Perlu diketahui mereka sejak bulan Oktober tahun 2014 sudah mendorong agar ada musyawarah terkait keberadaan tambang galian C milik PT RNT yang dinilai merugikan masyarakat. Mereka beberala kali melakukan pertemuan dengan PT RNT dan pemerintah Banyuwangi untuk menyampaikan keresahan mereka, serta meminta untuk mengutamakan hak warga atas lingkungan yang baik dan sehat. Tetapi keresahan tersebut tidak pernah ditindaklanjuti.

Sebagai warga negara, ketiga warga yang tengah dikriminalisasi sedang menegakkan hukum lingkungan. Sehingga ketika mereka diseret ke ranah meja peradilan dengan dijadikan tersangka kejahatan dalam delik menghalangi usaha pertambangan yang sah, sesuai dengan UU Minerba adalah kesalahan yang fatal dan berkontradiksi dengan kenyataan serta hukum lingkungan yang ada. Dalam kerangka lebih khusus mereka adalah korban dari tata aturan yang tidak sinkron, kaku dan bias. Pasalnya, hukum lingkungan di UU PPLH dan UU Minerba bertentangan, khususnya pada pasal 66 UU PPLH terkait proteksi atas pejuang lingkungan dengan pasal 162 UU Minerba, secara lebih luas berkontradiksi dengan UUD NRI dan DUHAM.
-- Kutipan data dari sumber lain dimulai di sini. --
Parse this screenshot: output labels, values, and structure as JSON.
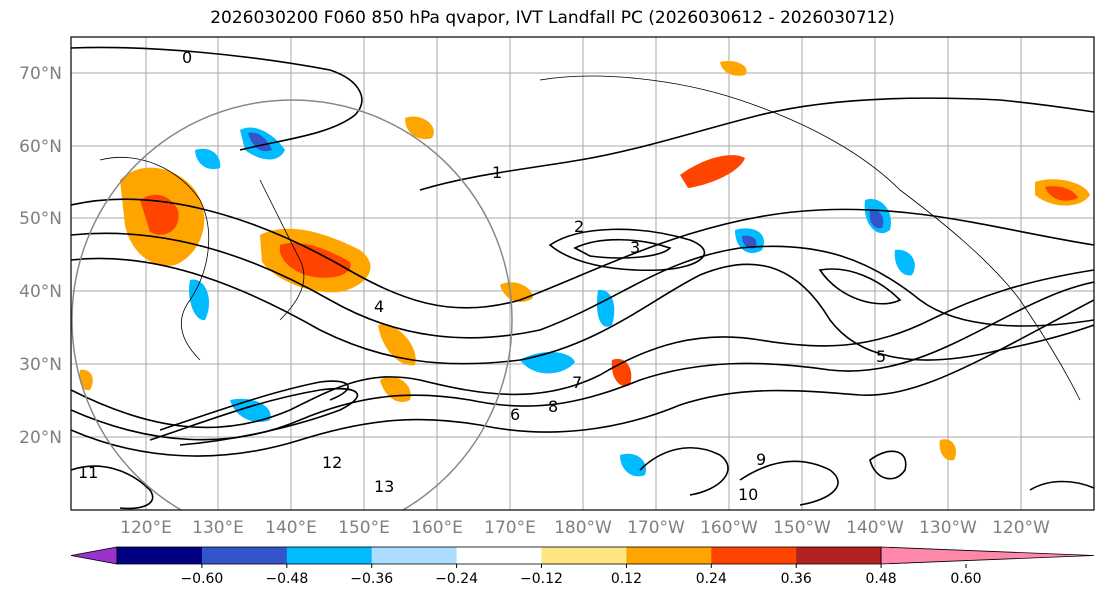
{
  "title": "2026030200 F060 850 hPa qvapor, IVT Landfall PC (2026030612 - 2026030712)",
  "map": {
    "lat_labels": [
      "70°N",
      "60°N",
      "50°N",
      "40°N",
      "30°N",
      "20°N"
    ],
    "lon_labels": [
      "120°E",
      "130°E",
      "140°E",
      "150°E",
      "160°E",
      "170°E",
      "180°W",
      "170°W",
      "160°W",
      "150°W",
      "140°W",
      "130°W",
      "120°W"
    ],
    "contour_labels": [
      "0",
      "1",
      "2",
      "3",
      "4",
      "5",
      "6",
      "7",
      "8",
      "9",
      "10",
      "11",
      "12",
      "13"
    ],
    "colors": {
      "label": "#808080",
      "grid": "#aaaaaa",
      "contour": "#000000"
    }
  },
  "colorbar": {
    "ticks": [
      "−0.60",
      "−0.48",
      "−0.36",
      "−0.24",
      "−0.12",
      "0.12",
      "0.24",
      "0.36",
      "0.48",
      "0.60"
    ],
    "colors": [
      "#9933cc",
      "#000080",
      "#3355cc",
      "#00bbff",
      "#aaddff",
      "#ffffff",
      "#ffe680",
      "#ffa500",
      "#ff4400",
      "#b22222",
      "#ff88aa"
    ]
  }
}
Kondisi ini sebelumnya pernah terjadi pada beberapa warga yang tengah berjuang untuk lingkungannya, sebagai contoh warga Wawoni di Sulawesi Tenggara yang juga menghadapi kakunya pasal tersebut. Apa yang dihadapi oleh warga Banyuwangi ini, secara tidak langsung merupakan bagian dari SLAPP atau upaya melemahkan suara kritis warga dalam  menghadapi pertambangan. Secara garis besar merupakan bentuk dari kriminalisasi, agar warga takut dan berhenti bersuara. Sebagai wujud brutalitas pelanggaran atas hak asasi manusia, karena ada pembiaran dalam hal ini. 

Pembiaran dalam hal apa? Ada izin di tempat warga dan bermasalah, tetapi suara warga diabaikan. Pada akhirnya warga bertindak sendiri, tetapi malahan mereka dikriminalisasi. Tentu ini bagian dari pembiaran, jika dari awal pemerintah tegas dengan lebih mengutamakan warga, maka tidak akan ada penghadangan. Lebih jauh lagi jika pemerintah jeli dengan tidak memberikan izin tambang, maka tidak akan terjadi kerusakan dan konflik sosial. 
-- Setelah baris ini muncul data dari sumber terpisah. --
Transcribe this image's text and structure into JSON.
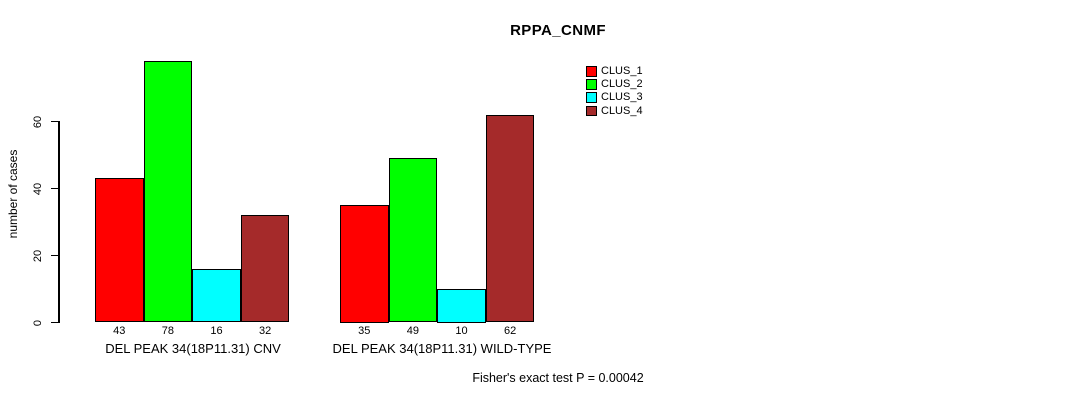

Tentu dalam hal kriminalisasi yang tengah dihadapi oleh tiga warga tersebut menunjukkan bahwa hukum lingkungan dan persoalan hak asasi manusia belum dipenuhi sepenuhnya oleh pemerintah. Serta kasus serupa berpotensi terjadi di wilayah lain, di manakala ada warga yang berjuang untuk lingkungan hidup yang baik dan sehat berpotensi untuk dikriminalisasi. Hal inilah yang seharusnya menjadi perhatian pemerintah sebagai eksekutif dan pihak-pihak yudikatif untuk membuat regulasi yang berperspektif pada warga dan lingkungan hidup, serta memberikan proteksi kepada warga negara yang berjuang untuk menegakkan konstitusi.

Karena dalam perlindungan lingkungan hidup dan implementasi konstitusi dibutuhkan partisipasi, bukankah negara ini adalah negara demokrasi? Jika partisipasi rendah, bagaimana menegakkan hukum lingkungan? 
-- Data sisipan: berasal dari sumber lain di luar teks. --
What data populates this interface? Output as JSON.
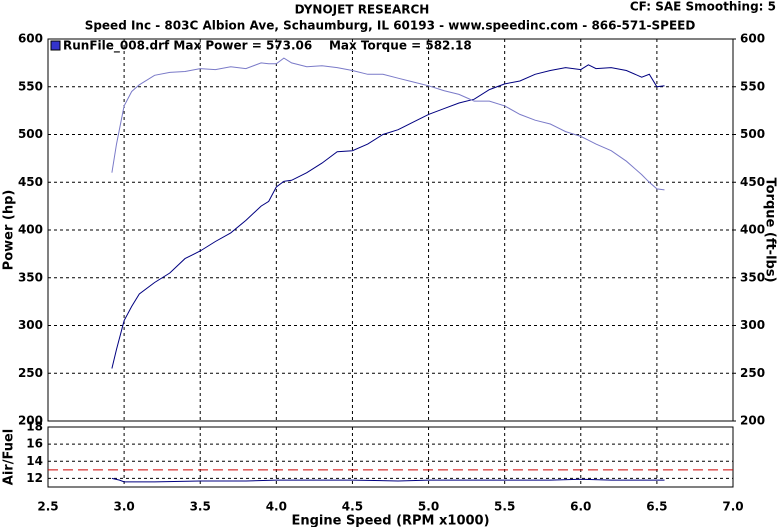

Terakhir, jika ketiga warga tersebut divonis bersalah oleh majelis hakim, hal tersebut merupakan kematian demokrasi dan bentuk pengabaian konstitusi. Karena tidak melihat kondisi faktual dan hanya melihatnya satu arah, padahal hukum ini multi-perspektif ada hal lain yang bisa dilihat di luar kondisi tersebut. Seperti mengapa warga menghadang dan marah terhadap pertambangan. 

Faktor niat baik dari warga yang berjuang untuk lingkungan yang baik dan sehat juga harus dilihat, yakni tidak hanya membaca UU Minerba tetapi juga membaca lalu membandingkan dan menyesuaikan dengan aturan lainnya. Dan, kondisi ini tidak akan terjadi lagi ketika ada aturan yang sinkron satu sama lainnya, di mana dalam hukum lingkungan dan hukum pertambangan tidak bisa dipisahkan dalam entitas hukum berbeda. Seharusnya  setiap yang berhubungan dengan lingkungan dibuat dalam satu payung bukan dipisah-pisahkan.